Download required binaries
download the latest kubectl
binary
For example, in Linux
$ curl https://amazon-eks.s3-us-west-2.amazonaws.com/1.13.7/2019-06-11/bin/linux/amd64/kubectl -o kubectl
$ chmod +x $_
$ sudo mv $_ /usr/local/bin/
check Amazon EKS document about install kubectl and getting started and download the two binaries of latest version.

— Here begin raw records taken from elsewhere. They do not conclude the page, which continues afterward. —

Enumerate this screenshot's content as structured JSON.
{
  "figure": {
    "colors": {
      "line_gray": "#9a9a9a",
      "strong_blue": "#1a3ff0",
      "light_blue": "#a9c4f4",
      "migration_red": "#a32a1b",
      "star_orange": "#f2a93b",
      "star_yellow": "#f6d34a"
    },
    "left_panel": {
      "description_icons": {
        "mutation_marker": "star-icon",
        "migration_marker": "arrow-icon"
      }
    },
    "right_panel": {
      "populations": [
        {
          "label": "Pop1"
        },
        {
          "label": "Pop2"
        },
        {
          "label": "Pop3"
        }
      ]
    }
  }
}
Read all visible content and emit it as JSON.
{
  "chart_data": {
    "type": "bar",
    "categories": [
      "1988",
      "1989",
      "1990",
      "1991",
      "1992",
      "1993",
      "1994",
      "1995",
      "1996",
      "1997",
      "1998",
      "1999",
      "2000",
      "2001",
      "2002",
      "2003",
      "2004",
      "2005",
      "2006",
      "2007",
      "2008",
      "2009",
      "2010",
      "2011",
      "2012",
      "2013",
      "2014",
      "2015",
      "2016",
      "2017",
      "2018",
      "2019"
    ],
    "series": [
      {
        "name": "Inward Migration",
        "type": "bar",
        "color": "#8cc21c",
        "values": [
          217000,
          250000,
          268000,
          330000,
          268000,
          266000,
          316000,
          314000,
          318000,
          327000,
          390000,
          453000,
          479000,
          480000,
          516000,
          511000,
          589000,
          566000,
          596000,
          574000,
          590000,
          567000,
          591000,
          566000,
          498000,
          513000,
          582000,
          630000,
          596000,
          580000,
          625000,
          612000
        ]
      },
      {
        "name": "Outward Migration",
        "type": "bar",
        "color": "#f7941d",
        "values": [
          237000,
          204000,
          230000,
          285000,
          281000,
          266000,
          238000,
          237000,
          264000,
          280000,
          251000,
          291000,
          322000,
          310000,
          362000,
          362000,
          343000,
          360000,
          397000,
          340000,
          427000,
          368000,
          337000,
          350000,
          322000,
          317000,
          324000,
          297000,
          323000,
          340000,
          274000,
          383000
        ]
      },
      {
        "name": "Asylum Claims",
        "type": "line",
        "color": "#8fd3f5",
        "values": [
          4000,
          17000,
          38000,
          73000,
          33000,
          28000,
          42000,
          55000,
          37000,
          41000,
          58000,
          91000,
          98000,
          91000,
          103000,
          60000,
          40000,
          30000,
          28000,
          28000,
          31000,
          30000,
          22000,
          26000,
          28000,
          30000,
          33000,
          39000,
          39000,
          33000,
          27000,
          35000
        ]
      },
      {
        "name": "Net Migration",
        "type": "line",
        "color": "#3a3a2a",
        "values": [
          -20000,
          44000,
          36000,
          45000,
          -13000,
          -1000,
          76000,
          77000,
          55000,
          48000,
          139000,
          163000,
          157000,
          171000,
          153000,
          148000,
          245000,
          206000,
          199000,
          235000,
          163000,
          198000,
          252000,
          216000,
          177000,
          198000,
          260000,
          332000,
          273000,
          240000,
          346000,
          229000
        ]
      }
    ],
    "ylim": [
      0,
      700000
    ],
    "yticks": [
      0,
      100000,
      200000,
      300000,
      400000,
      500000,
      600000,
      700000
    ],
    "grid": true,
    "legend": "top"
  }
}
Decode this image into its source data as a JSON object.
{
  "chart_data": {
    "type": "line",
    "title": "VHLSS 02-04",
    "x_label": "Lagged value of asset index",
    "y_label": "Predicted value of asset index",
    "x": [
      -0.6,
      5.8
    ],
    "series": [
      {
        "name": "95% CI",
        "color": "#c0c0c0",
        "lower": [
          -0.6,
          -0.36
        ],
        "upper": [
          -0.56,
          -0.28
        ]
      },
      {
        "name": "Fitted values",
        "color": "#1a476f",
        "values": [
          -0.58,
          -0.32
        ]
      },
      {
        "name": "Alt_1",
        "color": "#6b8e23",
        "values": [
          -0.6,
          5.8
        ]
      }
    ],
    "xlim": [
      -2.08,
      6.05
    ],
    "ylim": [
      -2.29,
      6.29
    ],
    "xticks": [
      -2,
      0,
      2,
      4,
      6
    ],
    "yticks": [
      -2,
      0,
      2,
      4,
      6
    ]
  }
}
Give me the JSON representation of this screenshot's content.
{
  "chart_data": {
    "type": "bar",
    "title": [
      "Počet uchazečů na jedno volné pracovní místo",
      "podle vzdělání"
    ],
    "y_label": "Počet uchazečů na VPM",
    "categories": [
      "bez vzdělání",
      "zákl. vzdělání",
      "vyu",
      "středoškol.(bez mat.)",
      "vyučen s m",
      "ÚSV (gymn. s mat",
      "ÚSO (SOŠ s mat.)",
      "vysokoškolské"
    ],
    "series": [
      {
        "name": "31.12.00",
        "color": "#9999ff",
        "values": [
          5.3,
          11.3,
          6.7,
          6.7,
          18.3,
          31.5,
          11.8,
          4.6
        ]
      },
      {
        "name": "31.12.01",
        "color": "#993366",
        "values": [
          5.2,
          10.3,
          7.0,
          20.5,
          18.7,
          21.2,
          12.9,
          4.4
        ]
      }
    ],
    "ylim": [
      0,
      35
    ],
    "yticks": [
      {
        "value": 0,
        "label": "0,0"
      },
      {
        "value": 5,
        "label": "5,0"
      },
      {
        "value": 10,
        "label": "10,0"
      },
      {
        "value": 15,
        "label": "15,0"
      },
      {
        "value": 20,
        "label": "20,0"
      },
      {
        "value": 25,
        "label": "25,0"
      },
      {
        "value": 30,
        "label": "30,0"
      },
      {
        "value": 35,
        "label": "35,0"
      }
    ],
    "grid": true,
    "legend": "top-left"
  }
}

Generate or update kubeconfig
run update-kubeconfig
$ aws --region ap-northeast-1 eks update-kubeconfig --name eksdemo --role-arn arn:aws:iam::903779448426:role/AmazonEKSAdminRole
response
Updated context arn:aws:eks:ap-southeast-1:903779448426:cluster/eksdemo in /home/ec2-user/.kube/config
try list the nodes
$ kubectl get no
NAME STATUS ROLES AGE VERSION
ip-100-64-182-62.us-west-2.compute.internal Ready <none> 1m v1.13.7-eks-c57ff8
ip-100-64-71-142.us-west-2.compute.internal Ready <none> 1m v1.13.7-eks-c57ff8
Your cluster is ready now.
Update the cluster
update from 1.12
to 1.13
$ ClusterVersion=1.13 make update-eks-cluster
update from 1.11
to 1.12
$ ClusterVersion=1.12 make update-eks-cluster
Node Labels, Taints and Tolerations
By default, all the on-demand instances will have lifecycle=OnDemand label while spot instances will have lifecycle=Ec2Spot. Use the node selector to better schedule your workload
Additionally, all the spot instances have a spotInstance=true:PreferNoSchedule taint. To deploy your Pod on spot instances, use the node label selector to specify lifecycle=Ec2Spot, otherwise the pod will not be scheduled on the spot instances unless it has relevant toleration. (Taint and Toleration in Kubernetes).
Nodegroup rolling update with the latest AMI
From time to time you may need to update your nodegroup with the latst Amazon EKS-optimized AMI, especially when there's a new security patch like this and a new AMI is released. No bother to specify the latest AMI ID - just kick off the nodegroup rolling update with the latest Amazon EKS-optimized AMI.
# force AMI check and update(if any)
$ UPDATE_AMI=1 make update-eks-cluster
Spot Termination Handling
To enable the awslabs/amazon-eks-serverless-drainer support as the plug-in and install the drainer from SAR,
just pass EnableNodeDrainer=yes
to the make
command. e.g.
$ EnableNodeDrainer=yes make create-eks-cluster
A Drainer
cloudformation nested stack will be created and install the eks-lambda-drainer
from SAR for you. All the
spot instance termination will be watched and handled by the provided Lambda function. Easy peasy!